First Place Solution in Summer 2024 Simulation Racing Series
Written by Derek Chen, Dylan Hackos, and Ron Veksler from Burlingame High School.
Table of Contents
Introduction
This solution was based on our Spring 2024 solution. While that solution failed, it laid the groundwork for this more polished solution. Compared to the Fall 2023 solution it was initially based on, this solution has custom waypoints, a new steering system, a modified throttle system, updated track sections, general section-specific tuning, and a basic debugging tool. It has also been split into multiple files for easier readability.
Waypoints
We recognized that the major issue with all the existing solutions for the Monza track
was that the waypoints stuck to the center of the track, dramatically decreasing the potential for
racing lines and inhibiting fast lap times, with the only solution being to create them manually
through complex equations. To remedy this, we used the waypoint collector from ROAR_PY and
loaded the file with this line:
This allowed us to create waypoints by driving around the track manually, enabling the car to use the full width of the track and the creation of proper racing lines, dramatically increasing the speed of the car. In addition to utilizing the existing waypoint collector, we developed tools that allowed us to splice waypoint files together, remove waypoints, and check them against the track’s boundaries. These tools eliminated the need to drive a perfect lap, as we only needed to drive the specific section perfectly and then slot it into our primary waypoint file. We also changed the section designation system from our Spring 2024 solution to be designated by specific points on the map rather than splitting the track into even sections, allowing us to better tune specific sections.
We also cut off the first 50 waypoints, allowing us to travel at an angle out of the final corner and creating a smoother transition to the first corner, saving us a small amount of time.
Pure Pursuit
We decided to use a pure pursuit algorithm for our steering rather than a PID, which works by setting the steering angle to 1.5 times the angle difference between the car’s heading and the waypoint it’s following.
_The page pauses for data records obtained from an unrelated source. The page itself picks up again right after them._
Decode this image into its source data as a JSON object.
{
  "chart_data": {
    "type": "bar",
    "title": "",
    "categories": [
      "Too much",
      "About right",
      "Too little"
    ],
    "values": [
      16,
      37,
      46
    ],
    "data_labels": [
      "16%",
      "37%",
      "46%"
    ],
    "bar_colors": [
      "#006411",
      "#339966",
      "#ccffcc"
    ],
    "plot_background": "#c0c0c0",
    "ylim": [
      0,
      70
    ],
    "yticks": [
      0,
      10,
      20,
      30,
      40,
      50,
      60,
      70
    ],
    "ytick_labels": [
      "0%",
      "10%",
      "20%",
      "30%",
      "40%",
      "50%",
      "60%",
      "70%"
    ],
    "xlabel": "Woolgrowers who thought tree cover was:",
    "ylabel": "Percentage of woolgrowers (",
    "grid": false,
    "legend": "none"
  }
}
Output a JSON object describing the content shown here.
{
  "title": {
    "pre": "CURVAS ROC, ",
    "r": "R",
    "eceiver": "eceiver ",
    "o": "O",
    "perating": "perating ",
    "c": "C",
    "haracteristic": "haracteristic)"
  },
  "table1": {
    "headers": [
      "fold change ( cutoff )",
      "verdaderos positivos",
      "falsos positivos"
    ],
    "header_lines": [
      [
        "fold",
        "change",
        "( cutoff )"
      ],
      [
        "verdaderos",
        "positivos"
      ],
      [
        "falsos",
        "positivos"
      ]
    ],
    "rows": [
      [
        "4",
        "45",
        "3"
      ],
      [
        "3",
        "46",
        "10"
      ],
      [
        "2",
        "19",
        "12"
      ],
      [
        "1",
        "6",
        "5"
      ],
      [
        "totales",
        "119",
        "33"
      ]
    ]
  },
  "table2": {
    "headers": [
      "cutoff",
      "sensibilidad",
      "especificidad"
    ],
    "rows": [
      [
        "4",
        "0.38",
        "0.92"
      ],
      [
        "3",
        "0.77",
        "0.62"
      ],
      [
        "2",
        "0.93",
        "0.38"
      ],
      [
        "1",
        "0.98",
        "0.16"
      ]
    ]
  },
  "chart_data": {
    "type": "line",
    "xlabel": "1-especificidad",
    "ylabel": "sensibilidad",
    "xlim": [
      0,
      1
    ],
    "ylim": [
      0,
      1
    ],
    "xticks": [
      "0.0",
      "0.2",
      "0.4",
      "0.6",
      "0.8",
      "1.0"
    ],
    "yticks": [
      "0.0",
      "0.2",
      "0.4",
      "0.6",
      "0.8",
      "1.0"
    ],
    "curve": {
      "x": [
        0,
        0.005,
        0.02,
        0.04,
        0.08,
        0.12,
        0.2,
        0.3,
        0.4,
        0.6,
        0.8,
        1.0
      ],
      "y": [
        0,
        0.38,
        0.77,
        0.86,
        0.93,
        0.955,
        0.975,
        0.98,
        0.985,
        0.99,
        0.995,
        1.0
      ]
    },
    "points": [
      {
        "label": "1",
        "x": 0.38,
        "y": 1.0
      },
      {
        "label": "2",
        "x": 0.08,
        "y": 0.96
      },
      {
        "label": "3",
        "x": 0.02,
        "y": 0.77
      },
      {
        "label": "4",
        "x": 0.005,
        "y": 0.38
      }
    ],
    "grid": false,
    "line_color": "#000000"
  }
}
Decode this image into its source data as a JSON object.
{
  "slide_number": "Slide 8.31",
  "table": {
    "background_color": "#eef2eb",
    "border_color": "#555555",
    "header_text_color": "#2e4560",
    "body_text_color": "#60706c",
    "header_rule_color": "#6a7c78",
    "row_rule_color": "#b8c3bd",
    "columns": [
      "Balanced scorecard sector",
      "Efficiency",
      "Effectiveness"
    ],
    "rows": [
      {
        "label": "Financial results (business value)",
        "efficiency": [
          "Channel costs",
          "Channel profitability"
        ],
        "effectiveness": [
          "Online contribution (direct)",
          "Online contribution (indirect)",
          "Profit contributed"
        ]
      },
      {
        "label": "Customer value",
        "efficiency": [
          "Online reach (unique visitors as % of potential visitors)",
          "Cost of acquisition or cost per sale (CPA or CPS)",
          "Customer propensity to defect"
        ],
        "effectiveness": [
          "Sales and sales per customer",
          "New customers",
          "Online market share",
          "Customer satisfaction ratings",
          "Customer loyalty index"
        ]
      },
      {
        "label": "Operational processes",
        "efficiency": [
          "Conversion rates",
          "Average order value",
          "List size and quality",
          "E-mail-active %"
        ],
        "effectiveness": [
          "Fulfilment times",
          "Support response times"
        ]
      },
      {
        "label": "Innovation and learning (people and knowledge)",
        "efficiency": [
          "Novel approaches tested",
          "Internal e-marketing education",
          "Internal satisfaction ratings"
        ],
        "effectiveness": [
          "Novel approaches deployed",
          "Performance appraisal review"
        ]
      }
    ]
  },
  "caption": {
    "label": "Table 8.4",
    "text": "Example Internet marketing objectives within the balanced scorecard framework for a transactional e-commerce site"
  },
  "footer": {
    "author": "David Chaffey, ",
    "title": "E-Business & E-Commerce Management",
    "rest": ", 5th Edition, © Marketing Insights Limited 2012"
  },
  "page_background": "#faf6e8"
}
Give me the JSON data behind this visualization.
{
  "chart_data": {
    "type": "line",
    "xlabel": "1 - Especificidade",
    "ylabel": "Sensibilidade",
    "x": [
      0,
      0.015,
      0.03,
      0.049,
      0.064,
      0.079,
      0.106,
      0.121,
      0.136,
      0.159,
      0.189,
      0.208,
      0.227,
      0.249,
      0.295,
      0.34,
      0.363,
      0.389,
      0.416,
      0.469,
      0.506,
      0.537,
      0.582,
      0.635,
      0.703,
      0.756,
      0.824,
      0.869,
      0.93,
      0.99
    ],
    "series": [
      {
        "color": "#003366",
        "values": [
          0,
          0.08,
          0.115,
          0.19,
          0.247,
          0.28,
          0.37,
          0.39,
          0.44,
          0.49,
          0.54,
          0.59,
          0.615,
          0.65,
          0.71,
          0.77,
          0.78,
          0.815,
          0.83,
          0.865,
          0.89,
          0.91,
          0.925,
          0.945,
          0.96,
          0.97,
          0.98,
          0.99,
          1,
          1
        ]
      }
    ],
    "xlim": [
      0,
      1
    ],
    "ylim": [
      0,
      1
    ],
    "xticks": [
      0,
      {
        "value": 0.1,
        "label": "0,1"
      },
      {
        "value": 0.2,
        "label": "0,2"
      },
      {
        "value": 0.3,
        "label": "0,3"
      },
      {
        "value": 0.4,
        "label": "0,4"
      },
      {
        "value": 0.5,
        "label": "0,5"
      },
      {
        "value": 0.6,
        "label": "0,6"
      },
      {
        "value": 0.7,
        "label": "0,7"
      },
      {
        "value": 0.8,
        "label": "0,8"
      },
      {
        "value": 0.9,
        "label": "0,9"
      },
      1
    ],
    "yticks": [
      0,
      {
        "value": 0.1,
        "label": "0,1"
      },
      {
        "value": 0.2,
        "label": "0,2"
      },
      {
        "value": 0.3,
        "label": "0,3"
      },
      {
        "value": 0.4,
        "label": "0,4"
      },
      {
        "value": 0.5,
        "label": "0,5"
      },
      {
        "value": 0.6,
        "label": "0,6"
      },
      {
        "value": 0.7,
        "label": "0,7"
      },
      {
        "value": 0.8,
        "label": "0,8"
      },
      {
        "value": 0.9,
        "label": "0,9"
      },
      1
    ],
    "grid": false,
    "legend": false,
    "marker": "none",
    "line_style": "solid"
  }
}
While this does not offer a clear speed advantage, it made the solution less complicated and easier to tune, as we no longer had to tune PID values for specific speeds and sections. To tune the pure-pursuit algorithm, we added a steering multiplier variable given by the formula speed / 120, which gave a nice steering multiplier that worked for most corners. We then added specific tuning to some sections to create a more stable and consistent solution. However, the 6th major corner requires more tuning to eliminate the bounciness as it approaches and rounds the corner.
Throttle and Braking
We modified the throttle to use absolute speed change rather than percent speed change. As the speed change during braking appears to be the same regardless of the car’s speed, using percent speed change is inaccurate. We also increased the number of calculated radii for the braking system by 1 to increase the accuracy of the calculated radius, which resulted in a decent speed advantage and significant stability improvement. We also tuned the friction coefficients for each corner.
Debugging
We also created a debugging tool to help us identify sections of the track that were having problems. We saved the location, speed, throttle, brake, steering, tick number, and lap values to a JSON file and created a debug data reader to take the position, throttle, and brake values and overlay them over a map of the track. This allowed us to realize that there are major issues with the braking system that resulted in inconsistent braking. In the graph below, red points represent the car braking, and green represents varying throttle levels, with bright green being full throttle. The points are also different shapes depending on the lap the car was on, though this is not visible.
As you can see, there are three corners where the car brakes, accelerates briefly, and then brakes again. While we did not completely fix the inconsistent braking, we alleviated it by calculating another radius and braking later. This issue could likely be fixed by precalculating the true radius of the curve and improving the throttle-brake algorithm.
We also modified the debug competition runner to run multiple times in a row. This allowed us to easily run long-term stability testing and identify sporadic crashes and lucky solutions that only worked once. It also allowed us to get a good idea of the spread of times that we could expect and be more hands-off when testing a solution’s consistency and stability. It also gave us an average time to benchmark other iterations against.
Conclusion
Thank you to Dr. Allen Yang, Mr. Huo Chao Kuan, and the rest of the UC Berkeley team for the time and effort you put into the competition. We have enjoyed working together on this competition and are excited to see where the competition goes next.